Overhead a thickening of clouds wreathed everything in grayness. It was February, when the earth of South Carolina seems mired in the dregs of winter. I had been walking for miles; I don’t know how many. I could feel neither my toes inside my shoes, nor the wind on my face. I could feel nothing at all but an intense aching in my soul. For some months I had been lost in a baffling crisis of spirit. Back in the autumn I had awakened to a growing darkness and cacophony, as if something in my depths were crying out. A whole chorus of voices. Orphaned voices. They seemed to speak for all the unlived parts of me, and they came with a force and dazzle that I couldn’t contain. I know now that they were the clamor of a new self struggling to be born. I was standing on the shifting ground of midlife, having come upon that time in life when one is summoned to an inner transformation, to a crossing over from one identity to another. When change-winds swirl through our lives, especially at midlife, they often call us to undertake a new passage of the spiritual journey: that of confronting the lost self- our true self. They call us to come home to ourselves, to become who we really are. That winter of my discontent, I had no real idea of any of this… I kept walking through the fogged afternoon light as if the mere ritual of putting one foot in front of the other would lead me out of my pain. I buried my hands in the pockets of my coat and watched the wind blow a paper cup along the gutter. ..The familiar circles of my life left me with a suffocating feeling. My marriage suddenly seemed stale, unfulfilling; my religious structures, stifling. Things that used to matter no longer did; things that had never mattered were paramount. My life had curled up in the mark of a question…. I burrowed into the wind, my head down. I happened to look up again as I passed beneath the branches of a dogwood tree, and my eyes fell upon a curious appendage suspended from a twig just over my head. I kept walking. No, stop…look closer. Not knowing what else to do but obey the inner impulse, I backed up and looked again. I took one step toward it, then two, until I was so close that the fog of my breath encircled it. I had come upon a cocoon.

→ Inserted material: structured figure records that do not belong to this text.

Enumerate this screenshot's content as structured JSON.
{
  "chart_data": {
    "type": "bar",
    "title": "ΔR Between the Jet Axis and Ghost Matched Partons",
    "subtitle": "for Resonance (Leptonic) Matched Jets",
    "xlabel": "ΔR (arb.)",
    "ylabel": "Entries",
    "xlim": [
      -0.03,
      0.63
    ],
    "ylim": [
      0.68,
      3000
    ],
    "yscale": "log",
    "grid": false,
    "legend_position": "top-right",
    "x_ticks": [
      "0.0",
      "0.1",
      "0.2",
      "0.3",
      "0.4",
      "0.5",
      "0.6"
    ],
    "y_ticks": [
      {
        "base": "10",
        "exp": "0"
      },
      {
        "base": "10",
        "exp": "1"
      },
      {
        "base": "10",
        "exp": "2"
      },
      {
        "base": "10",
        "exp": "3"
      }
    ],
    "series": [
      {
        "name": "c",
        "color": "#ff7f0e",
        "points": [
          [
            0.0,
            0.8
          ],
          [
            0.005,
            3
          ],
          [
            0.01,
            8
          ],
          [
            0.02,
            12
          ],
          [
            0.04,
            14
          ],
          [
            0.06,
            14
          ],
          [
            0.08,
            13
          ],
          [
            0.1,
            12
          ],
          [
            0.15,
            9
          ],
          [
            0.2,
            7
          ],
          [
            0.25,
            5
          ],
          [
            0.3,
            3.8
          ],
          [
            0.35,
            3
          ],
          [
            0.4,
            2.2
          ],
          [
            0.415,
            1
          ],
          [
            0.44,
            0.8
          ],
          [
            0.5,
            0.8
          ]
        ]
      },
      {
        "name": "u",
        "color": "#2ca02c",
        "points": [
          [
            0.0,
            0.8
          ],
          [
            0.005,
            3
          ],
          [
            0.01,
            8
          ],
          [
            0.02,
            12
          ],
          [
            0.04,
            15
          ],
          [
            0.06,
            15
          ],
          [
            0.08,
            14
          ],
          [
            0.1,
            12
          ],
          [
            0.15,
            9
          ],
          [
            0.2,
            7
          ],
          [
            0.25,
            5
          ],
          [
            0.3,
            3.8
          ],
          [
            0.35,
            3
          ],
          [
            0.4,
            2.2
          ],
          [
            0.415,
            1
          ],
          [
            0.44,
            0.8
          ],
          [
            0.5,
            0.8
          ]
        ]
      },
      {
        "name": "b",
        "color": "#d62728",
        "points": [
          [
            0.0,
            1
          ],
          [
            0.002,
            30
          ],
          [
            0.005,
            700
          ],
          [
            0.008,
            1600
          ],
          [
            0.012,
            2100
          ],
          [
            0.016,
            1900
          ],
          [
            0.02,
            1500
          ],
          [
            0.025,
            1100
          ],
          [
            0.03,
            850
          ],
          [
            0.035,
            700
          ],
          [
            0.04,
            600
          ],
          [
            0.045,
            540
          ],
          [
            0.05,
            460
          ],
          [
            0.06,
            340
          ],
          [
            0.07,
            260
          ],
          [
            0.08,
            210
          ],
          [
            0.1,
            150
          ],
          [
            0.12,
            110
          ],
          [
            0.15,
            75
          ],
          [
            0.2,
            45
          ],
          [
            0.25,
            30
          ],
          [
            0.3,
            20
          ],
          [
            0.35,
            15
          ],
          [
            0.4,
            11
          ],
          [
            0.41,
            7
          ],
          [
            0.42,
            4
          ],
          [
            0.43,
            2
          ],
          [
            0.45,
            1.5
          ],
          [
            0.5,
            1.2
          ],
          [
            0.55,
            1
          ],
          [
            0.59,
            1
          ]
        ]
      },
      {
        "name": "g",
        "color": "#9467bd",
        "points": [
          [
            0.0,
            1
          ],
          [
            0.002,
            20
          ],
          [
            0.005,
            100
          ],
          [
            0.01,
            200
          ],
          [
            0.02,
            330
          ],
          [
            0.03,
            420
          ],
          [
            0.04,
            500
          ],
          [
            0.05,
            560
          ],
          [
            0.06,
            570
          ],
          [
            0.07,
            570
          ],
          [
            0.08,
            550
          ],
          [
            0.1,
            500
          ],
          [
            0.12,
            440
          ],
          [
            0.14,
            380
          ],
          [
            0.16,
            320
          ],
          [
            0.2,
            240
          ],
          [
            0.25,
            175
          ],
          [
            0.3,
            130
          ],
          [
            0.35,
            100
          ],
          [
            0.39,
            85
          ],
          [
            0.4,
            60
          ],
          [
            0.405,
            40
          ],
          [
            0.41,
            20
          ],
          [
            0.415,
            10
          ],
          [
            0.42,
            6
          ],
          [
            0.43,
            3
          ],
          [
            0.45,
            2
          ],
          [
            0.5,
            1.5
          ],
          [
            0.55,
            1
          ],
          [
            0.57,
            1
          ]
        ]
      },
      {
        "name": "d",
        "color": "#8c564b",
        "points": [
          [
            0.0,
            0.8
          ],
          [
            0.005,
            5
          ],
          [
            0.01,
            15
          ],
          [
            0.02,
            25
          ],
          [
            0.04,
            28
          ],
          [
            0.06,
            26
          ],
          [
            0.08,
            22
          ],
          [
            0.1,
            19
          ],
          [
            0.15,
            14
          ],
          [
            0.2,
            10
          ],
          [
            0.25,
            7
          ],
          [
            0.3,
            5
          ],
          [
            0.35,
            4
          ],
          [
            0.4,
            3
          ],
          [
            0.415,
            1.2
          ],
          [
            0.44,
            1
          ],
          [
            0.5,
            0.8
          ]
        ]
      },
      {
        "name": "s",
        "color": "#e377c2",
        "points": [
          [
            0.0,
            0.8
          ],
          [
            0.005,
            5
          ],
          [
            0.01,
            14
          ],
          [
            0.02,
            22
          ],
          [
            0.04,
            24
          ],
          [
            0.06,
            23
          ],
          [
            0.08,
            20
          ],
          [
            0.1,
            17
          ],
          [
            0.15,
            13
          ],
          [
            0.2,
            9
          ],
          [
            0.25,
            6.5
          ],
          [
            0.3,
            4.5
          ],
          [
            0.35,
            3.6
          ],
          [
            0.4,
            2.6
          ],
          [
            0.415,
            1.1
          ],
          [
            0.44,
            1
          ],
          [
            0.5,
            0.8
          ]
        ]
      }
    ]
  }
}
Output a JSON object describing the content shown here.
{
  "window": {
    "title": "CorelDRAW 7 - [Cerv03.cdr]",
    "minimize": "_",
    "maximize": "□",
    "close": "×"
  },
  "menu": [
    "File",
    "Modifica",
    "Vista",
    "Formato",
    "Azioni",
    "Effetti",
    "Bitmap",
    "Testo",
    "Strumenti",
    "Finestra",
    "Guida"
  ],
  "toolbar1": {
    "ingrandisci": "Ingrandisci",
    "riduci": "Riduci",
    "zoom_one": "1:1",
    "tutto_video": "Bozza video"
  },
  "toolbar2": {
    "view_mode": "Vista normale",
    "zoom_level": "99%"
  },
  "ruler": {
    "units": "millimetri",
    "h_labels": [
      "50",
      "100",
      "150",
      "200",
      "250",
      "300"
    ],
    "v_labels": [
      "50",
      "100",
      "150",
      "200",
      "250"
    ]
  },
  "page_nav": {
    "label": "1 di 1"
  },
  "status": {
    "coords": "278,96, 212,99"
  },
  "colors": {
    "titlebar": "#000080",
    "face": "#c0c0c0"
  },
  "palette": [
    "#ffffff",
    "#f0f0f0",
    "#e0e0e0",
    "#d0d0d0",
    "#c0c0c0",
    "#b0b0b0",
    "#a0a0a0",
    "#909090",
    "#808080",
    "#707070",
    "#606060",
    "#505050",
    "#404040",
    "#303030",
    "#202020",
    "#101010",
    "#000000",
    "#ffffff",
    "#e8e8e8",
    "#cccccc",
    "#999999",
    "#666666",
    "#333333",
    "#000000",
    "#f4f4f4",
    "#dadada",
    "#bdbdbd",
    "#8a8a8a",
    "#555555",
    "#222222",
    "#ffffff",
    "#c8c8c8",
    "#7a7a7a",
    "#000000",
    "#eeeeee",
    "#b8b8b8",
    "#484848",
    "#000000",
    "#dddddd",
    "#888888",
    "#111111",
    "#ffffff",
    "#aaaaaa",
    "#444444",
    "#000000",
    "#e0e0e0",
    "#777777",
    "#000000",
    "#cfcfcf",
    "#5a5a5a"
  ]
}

I was caught suddenly by a sweep of reverence, by a sensation that made me want to sink to my knees. For somehow I knew that I had stumbled upon an epiphany, a strange gracing of my darkness. I took my forefinger and touched the bottom tip of the tiny brown chrysalis and felt something like light move in me. In that moment God seemed to speak to me about transformation. About the descent and emergence of the soul. ..I broke the twig from the limb and carried the chrysalis home. For this was my cocoon. My darkness. My soul incubating within. Back home I carefully taped the twig with the cocoon to the branch of a crab-apple tree in my backyard. Then I went inside. I stood at the window watching the cocoon, which hung in the winter air like an upside-down question mark. That was the moment… I understood. Really understood. Crisis, change, all the myriad upheavals that blister the spirit and leave us groping– they aren’t voices simply of pain but also of creativity. And if we would only listen, we might hear such times beckoning us to a season of waiting, to the place of fertile emptiness.